Osmanlı minyatür sanatında önemli bir isim olan Mehmed Siyah Kalem, minyatür sanatını bambaşka bir boyutta ele almış önemli bir sanatçıdır. Geleneksel minyatürde perspektif ya da derinlik yoktur. Siyah Kalem’in yapıtlarında ise mekânsal hiçbir eleman kullanılmamıştır. Zamansız ve mekânız olan bu tasvirlerde şamanik figürler, şeytan ya da cin tasvirleri yer almaktadır. İnsan, hayvan ve gerçek üstü canlılar bir arada kullanılmıştır.

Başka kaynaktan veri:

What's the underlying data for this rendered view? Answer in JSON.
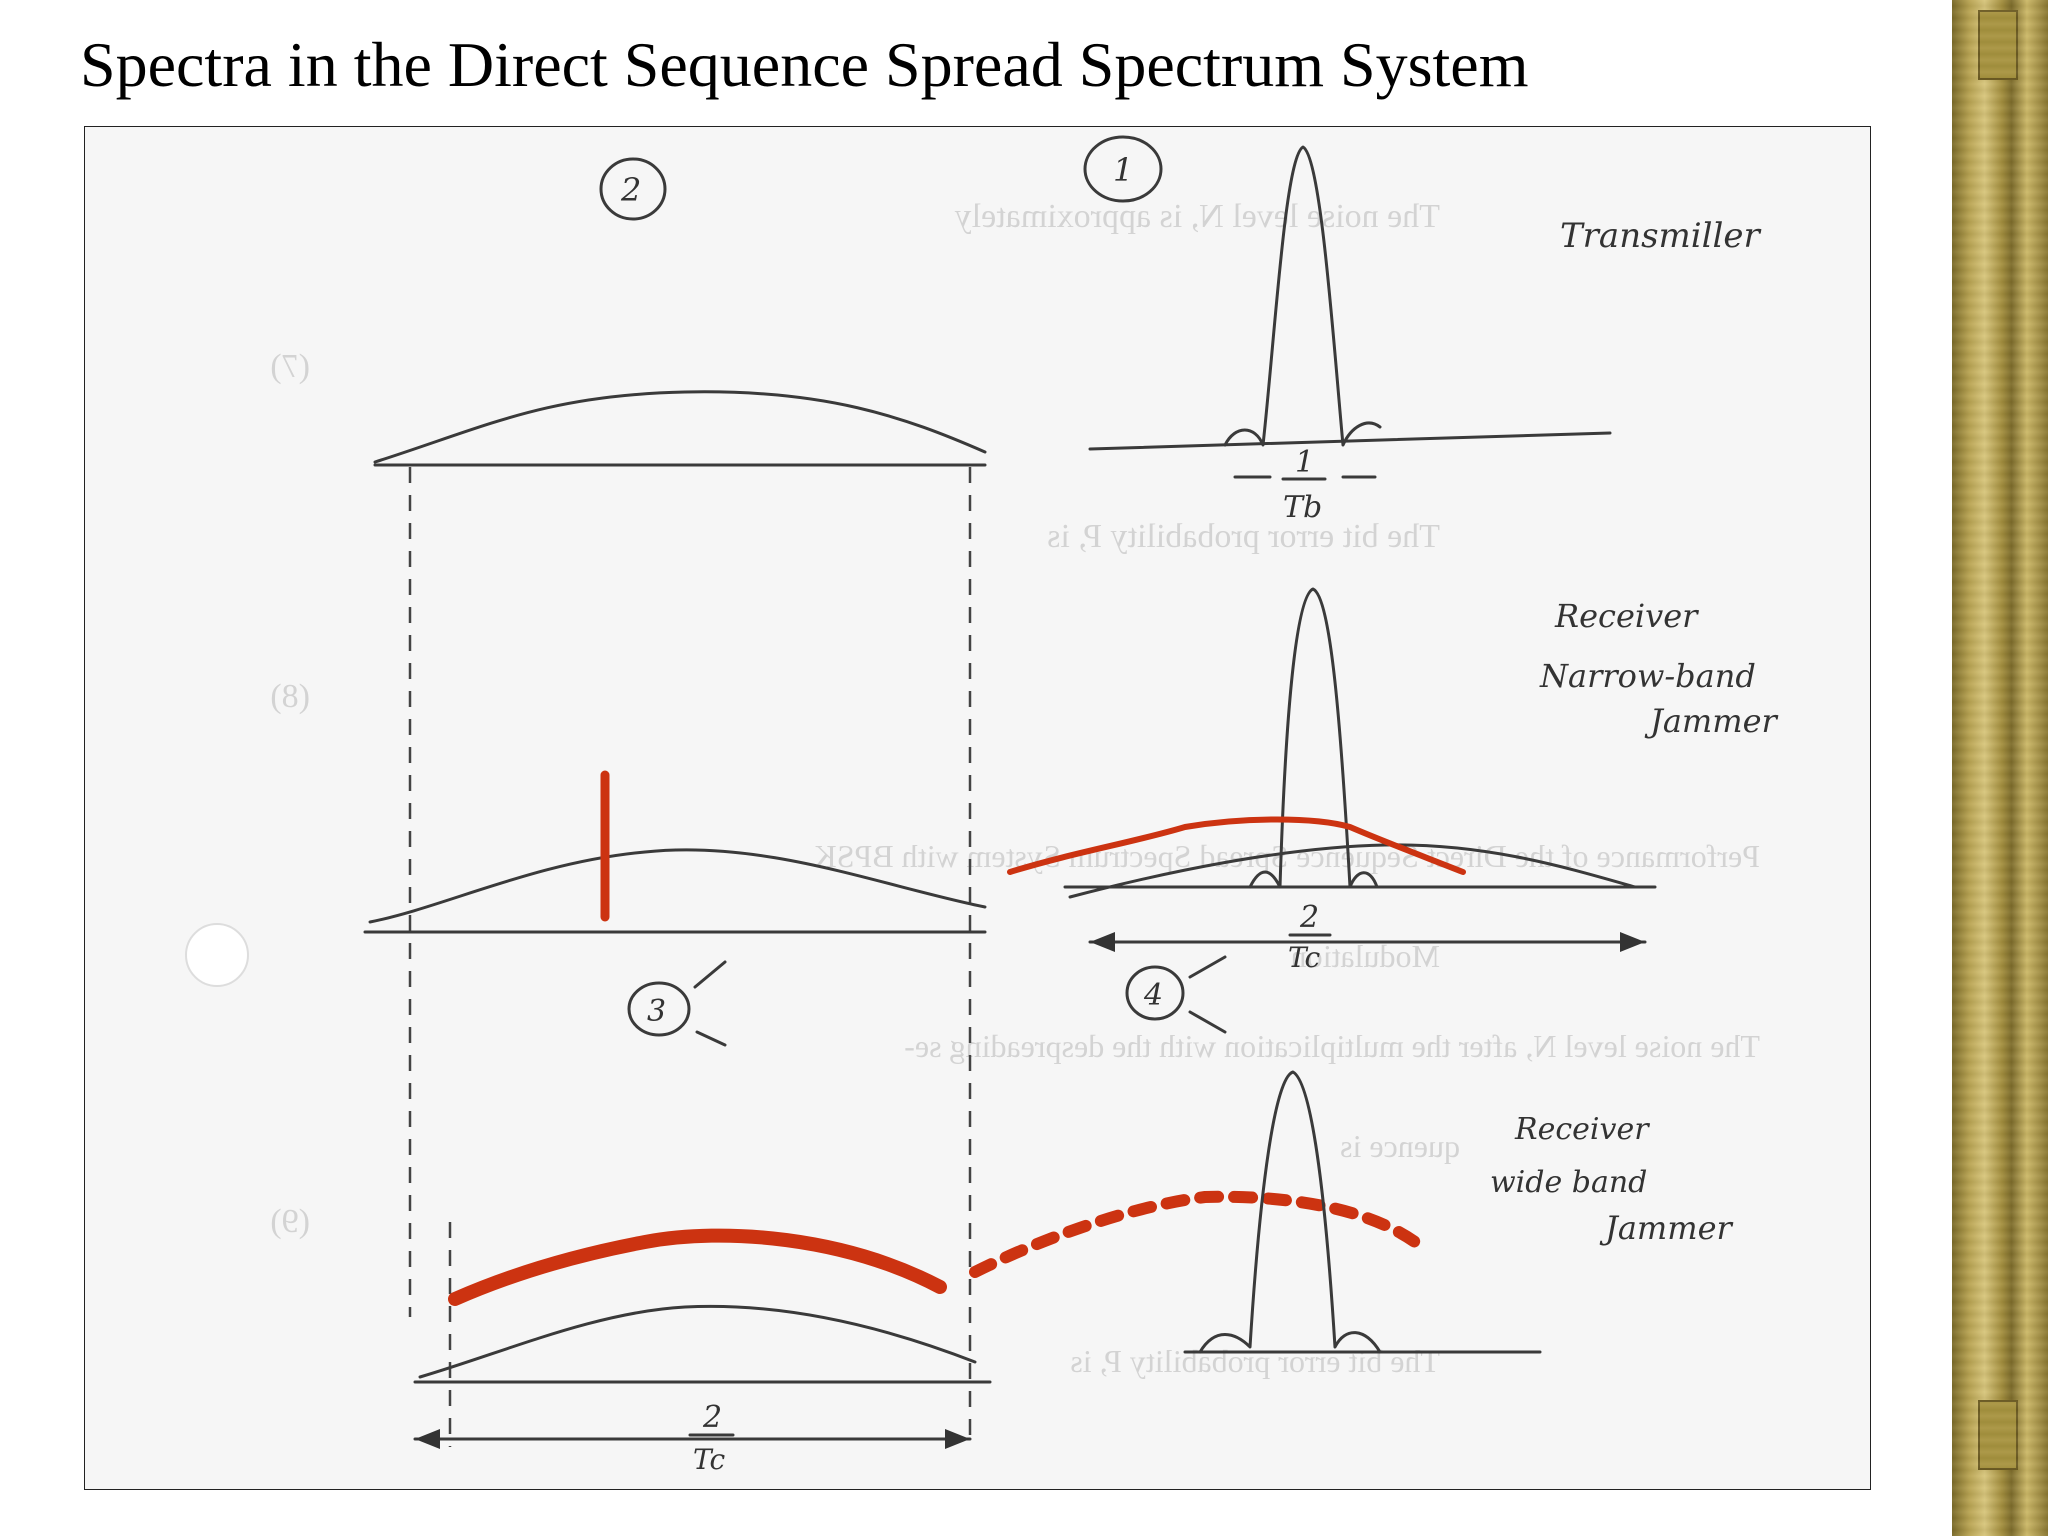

Daha önce de sosyal ve siyasal arenada renklerin dilinden söz etmiştik. Renklerin her biri bir ideoloji veya düşüncenin sembolü olmuştur. Siyah, anarşizmin ve satanizmin rengi olduğu kadar faşizmin de sembolü sayılmış ve Nazi haçı beyaz zemin üzerine siyah renk olarak resmedilmiştir. Siyah, çoğu zaman kötü olan şeylere atıfta bulunmak için de kullanılır. “Karaborsa”, çalıntı malları indirimli fiyatlarla satmayı tanımlayan böyle bir terimdir. Avrupa’da Orta Çağ’da milyonlarca ölümden sorumlu olan hıyarcıklı veba, “Kara Ölüm” veya “Kara Veba” olarak biliniyordu.
Modaya gelirsek, yeryüzündeki kadınların büyük kısmı küçük, siyah elbisenin yaratıcısı C. Chanel’e minnettardır sanırım. “Bir kadının sadece üç şeye ihtiyacı vardır; siyah bir elbise, siyah bir kazak ve kolunda sevdiği bir adam.” Chanel’in unutulmaz cümlesi olarak moda tarihine geçti.

Modanın ötesinde, siyah bazen mahkeme yargıçları ve uzun siyah cübbelerinde olduğu gibi bir otorite sembolü olarak giyilir. Birçok spor dalında hakemler de siyah ya da siyah-beyaz ya da siyah-sarı kombinasyonunu giyerler. Ayrıca, hemen hemen her dövüş sanatında siyah kuşak sahibi olmak, mümkün olan en üst düzeyde olmasa da üst düzeyde bir uzmanlık gösterir.
Siyah, dünya durdukça önemini koruyacak.